I guess what gets me is that here we have yet another example of U.S. foreign policy that purports to make us safer, yet in the long run will have precisely the opposite effect.
You know, like trashing Afghanistan and Iraq. I said at the time and continue to say today, that whatever short-term objectives may arguably have been accomplished (and actually, I can't name one) get lost in the fact that we have now created an entire generation of people in the Middle East and elsewhere who will hate us forever. Hate us to the extent that they would be willing to die themselves to get back at us.
That's not a recipe for long-term world peace.
Yesterday I read a drone piece (Obama Breaks the Golden Rule on Drones) that articulated this problem quite well, and couched it in terms that I get. "Golden Rule" here is not some monetary precept, it's the Biblical Golden Rule: Do unto others as you would have them do unto you.
When Pakistan's Foreign Minister was asked why so many people in Pakistan hate America, she responded simply, "Drones."
But the reality is Americans really don't have much to fear when it comes to terrorism. Every year for the past decade, more people have died from slipping in their bathtubs just here in the United States than have been killed by Islamic terrorists worldwide...which has to be making bathtub manufacturers a little nervous.
But the greatest tragedy in this drone war is how we've forgotten the most basic moral principle of all: the Golden Rule - "Treat others as you wish to be treated." It applies not just to preschoolers but also to global superpowers.

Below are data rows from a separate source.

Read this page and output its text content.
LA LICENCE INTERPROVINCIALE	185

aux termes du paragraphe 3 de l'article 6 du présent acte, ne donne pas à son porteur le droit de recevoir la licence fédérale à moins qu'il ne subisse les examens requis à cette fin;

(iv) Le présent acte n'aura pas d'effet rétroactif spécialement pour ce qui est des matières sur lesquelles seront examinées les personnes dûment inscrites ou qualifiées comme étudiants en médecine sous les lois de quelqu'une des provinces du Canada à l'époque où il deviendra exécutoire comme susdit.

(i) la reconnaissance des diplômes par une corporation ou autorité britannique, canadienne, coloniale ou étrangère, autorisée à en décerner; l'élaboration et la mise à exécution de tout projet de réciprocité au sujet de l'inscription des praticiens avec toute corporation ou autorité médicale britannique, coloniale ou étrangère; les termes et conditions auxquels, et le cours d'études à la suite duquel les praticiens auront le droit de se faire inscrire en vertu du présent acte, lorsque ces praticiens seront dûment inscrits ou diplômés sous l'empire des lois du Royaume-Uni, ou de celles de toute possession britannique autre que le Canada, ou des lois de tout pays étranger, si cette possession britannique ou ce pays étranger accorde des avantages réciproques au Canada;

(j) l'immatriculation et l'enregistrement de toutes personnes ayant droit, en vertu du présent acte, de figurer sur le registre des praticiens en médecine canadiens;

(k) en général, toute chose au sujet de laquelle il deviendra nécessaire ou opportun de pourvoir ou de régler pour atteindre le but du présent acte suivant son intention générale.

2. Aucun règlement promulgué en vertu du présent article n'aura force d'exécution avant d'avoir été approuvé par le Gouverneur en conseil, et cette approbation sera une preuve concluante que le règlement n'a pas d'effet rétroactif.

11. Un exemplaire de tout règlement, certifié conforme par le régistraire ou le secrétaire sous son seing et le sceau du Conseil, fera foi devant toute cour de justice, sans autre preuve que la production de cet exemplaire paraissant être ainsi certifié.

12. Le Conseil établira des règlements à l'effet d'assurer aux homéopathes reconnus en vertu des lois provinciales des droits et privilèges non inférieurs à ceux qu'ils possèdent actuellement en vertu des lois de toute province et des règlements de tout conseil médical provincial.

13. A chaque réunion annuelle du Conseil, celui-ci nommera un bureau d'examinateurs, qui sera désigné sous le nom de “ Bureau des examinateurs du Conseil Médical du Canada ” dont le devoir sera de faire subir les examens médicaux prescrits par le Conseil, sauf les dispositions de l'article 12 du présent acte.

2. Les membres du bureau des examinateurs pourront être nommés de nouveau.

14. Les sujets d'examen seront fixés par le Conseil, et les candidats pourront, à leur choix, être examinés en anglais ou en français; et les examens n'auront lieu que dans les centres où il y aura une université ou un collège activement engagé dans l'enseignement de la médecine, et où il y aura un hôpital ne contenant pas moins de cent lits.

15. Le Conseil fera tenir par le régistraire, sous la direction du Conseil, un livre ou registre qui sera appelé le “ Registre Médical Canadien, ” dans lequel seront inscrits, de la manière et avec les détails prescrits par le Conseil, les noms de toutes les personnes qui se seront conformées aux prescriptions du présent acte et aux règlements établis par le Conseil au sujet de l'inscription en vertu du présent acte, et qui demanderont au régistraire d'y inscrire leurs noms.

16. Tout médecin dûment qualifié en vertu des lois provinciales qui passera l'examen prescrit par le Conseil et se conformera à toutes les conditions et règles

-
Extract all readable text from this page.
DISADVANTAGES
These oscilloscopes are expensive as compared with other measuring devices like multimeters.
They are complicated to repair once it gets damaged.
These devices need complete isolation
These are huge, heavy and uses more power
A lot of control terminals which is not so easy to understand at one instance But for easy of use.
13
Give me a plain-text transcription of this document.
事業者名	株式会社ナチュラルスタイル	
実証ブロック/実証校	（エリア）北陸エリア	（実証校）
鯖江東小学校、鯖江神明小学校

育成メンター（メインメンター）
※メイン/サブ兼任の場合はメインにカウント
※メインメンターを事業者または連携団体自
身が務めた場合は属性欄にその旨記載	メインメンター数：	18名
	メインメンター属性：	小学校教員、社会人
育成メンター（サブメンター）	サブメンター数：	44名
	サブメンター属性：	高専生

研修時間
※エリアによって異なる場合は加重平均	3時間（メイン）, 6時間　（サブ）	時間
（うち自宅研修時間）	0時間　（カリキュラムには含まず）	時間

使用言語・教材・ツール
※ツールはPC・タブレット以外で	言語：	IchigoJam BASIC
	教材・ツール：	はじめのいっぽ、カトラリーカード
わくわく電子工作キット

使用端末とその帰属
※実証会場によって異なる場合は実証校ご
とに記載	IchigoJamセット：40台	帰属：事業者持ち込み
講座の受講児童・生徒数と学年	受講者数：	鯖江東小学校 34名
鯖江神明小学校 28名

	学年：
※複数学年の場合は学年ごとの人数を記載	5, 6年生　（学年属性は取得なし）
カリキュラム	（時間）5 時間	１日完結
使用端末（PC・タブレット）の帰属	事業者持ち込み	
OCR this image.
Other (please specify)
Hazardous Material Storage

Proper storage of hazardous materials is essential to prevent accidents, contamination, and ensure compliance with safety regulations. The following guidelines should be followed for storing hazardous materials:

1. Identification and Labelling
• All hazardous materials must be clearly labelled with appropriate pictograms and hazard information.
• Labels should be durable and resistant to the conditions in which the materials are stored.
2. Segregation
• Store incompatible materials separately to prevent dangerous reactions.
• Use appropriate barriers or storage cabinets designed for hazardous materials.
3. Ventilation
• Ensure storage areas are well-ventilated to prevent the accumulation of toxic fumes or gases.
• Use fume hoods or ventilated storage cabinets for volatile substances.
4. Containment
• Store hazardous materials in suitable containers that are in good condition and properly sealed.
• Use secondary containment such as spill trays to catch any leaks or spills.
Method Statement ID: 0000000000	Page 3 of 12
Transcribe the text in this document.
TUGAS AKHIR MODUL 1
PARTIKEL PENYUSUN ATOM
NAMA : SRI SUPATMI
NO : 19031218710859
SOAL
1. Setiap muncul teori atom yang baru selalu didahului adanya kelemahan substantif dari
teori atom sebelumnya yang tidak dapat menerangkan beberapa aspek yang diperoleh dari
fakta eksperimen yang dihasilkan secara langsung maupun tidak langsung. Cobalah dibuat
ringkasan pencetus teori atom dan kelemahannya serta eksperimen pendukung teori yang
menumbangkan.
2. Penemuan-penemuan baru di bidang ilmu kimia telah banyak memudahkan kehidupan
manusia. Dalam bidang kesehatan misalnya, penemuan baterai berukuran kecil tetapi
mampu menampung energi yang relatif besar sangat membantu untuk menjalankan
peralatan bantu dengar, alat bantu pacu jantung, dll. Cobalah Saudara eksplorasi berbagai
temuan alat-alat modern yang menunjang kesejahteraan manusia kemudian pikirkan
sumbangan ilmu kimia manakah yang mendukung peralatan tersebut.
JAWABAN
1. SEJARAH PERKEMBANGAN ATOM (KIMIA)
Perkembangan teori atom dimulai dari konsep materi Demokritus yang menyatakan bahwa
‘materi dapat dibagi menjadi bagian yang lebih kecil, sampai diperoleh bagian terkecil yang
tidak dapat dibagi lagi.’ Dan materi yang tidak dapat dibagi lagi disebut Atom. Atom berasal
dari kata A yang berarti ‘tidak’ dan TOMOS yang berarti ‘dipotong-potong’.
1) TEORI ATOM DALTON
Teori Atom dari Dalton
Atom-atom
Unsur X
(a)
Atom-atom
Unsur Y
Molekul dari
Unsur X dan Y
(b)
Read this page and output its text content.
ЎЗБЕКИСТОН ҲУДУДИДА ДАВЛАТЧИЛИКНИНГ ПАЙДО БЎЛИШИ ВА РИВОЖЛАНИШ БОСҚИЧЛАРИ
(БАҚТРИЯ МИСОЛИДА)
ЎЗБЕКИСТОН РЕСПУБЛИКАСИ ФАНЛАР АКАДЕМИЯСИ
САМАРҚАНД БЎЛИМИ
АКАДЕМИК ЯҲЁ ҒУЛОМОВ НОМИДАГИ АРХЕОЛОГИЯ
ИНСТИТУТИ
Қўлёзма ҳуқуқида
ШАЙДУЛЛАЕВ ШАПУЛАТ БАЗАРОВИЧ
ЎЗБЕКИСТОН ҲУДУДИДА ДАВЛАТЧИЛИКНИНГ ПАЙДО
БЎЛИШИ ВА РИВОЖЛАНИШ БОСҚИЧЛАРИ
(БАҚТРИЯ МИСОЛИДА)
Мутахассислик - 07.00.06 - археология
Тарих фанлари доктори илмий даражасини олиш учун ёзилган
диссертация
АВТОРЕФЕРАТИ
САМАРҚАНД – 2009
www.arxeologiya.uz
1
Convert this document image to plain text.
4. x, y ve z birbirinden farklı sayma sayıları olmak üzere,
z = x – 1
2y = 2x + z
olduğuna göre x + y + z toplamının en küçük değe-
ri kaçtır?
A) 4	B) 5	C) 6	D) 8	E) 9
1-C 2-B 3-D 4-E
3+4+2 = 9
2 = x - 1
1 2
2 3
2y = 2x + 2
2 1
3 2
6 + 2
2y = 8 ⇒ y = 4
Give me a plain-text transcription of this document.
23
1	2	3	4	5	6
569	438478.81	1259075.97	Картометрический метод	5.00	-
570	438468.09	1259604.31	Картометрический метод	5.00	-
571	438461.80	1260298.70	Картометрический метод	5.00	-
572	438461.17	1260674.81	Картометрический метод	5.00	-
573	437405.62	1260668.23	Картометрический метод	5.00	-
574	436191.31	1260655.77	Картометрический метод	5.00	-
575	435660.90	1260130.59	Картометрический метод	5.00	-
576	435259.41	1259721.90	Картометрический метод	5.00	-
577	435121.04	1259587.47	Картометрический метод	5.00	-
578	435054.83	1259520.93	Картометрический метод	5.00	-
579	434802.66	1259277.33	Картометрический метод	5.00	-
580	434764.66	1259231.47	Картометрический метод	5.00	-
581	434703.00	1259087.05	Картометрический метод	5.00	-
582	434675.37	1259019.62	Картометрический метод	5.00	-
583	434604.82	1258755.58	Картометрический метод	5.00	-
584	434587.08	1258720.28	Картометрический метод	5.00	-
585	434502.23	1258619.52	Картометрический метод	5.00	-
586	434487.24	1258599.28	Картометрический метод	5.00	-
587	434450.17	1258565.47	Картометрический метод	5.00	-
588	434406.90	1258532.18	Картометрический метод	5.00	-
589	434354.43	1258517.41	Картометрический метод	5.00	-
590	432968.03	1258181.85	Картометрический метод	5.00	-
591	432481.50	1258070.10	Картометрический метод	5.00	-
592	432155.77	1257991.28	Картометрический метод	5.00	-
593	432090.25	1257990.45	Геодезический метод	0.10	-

What if a known terrorist affiliated with Basque Separatists was riding in a car down Fifth Avenue in Manhattan, and a Spanish drone flying above the city launched a hell-fire missile - obliterating the car, killing and injuring dozens of nearby civilians, and leaving a giant crater in the middle of a busy Manhattan street. Do you really think Americans would say, "Well, those drone things sure are a nice, tidy way to fight terrorists"?
The piece goes on to basically say, you reap what you sow. As drone technology becomes more ubiquitous, scenarios like that Manhattan one above are not only plausible but likely.
You should read the whole post. It'll make you, well, sad is probably the best word, about our pursuit of short-term objectives at the expense of the moral high ground in the long-term.